In the Middle Ages, much of this knowledge, like all other, was lost, and we shall have to record how knowledge was replaced by imagination and theory. The true inheritors of Greek science during that period were the Arabs, and the few additions to real geographical knowledge at that time were due to them, except in so far as commercial travellers and pilgrims brought a more intimate knowledge of Asia to the West.

The discovery of America forms the beginning of a new period, both in modern history and in modern geography. In the four hundred years that have elapsed since then, more than twice as much of the inhabited globe has become known to civilised man than in the preceding four thousand years. The result is that, except for a few patches of Africa, South America, and round the Poles, man knows roughly what are the physical resources of the world he inhabits, and, except for minor details, the history of geographical discovery is practically at an end.

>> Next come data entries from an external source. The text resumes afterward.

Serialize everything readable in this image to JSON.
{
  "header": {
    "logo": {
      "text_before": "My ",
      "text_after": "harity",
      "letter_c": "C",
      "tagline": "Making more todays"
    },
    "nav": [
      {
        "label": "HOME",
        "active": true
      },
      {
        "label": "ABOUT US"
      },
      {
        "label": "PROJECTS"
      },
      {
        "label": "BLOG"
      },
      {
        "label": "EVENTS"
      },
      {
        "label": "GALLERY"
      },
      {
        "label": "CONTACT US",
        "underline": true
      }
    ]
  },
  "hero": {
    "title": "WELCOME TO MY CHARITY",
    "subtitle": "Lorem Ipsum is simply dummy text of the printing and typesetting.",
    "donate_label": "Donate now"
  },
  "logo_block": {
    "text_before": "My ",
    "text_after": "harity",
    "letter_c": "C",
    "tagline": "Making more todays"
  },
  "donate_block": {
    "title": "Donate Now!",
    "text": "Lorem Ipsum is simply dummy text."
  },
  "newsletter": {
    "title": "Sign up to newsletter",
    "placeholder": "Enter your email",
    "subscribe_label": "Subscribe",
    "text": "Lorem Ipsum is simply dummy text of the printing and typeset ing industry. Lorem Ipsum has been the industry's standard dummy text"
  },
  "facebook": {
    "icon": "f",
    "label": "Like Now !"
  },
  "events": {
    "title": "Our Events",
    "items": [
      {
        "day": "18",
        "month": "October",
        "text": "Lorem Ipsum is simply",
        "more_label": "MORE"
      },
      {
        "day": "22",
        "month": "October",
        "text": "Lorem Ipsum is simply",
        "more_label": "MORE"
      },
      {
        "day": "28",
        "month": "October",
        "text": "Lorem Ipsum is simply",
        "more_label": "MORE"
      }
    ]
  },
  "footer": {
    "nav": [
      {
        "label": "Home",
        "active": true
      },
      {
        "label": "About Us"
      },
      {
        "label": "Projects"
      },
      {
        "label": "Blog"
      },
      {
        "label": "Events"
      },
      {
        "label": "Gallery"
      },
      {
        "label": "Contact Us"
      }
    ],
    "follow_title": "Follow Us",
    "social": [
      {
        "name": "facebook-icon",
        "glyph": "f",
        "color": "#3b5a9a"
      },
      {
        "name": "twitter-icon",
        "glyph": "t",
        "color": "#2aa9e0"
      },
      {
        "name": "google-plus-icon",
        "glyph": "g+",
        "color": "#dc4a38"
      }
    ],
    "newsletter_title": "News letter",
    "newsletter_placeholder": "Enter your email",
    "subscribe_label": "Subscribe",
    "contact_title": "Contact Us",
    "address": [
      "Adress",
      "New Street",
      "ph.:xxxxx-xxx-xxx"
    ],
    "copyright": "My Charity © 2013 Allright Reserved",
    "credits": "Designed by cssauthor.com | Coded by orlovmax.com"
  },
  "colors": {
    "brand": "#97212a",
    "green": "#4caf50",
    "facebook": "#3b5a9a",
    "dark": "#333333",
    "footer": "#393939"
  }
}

Besides its interest as a record of war and adventure, this history gives the successive stages by which modern men have been made what they are. The longest known countries and peoples have, on the whole, had the deepest influence in the forming of the civilised character. Nor is the practical utility of this study less important. The way in which the world has been discovered determines now-a-days the world's history. The great problems of the twentieth century will have immediate relation to the discoveries of America, of Africa, and of Australia. In all these problems, English speaking peoples will have most to say and to do, and the history of geographical discovery is, therefore, of immediate and immense interest to them.

[Authorities: Cooley, History of Maritime and Inland Discoveries, 3 vols., 1831; Vivien de Saint Martin, Histoire de la Géographie, 1873.]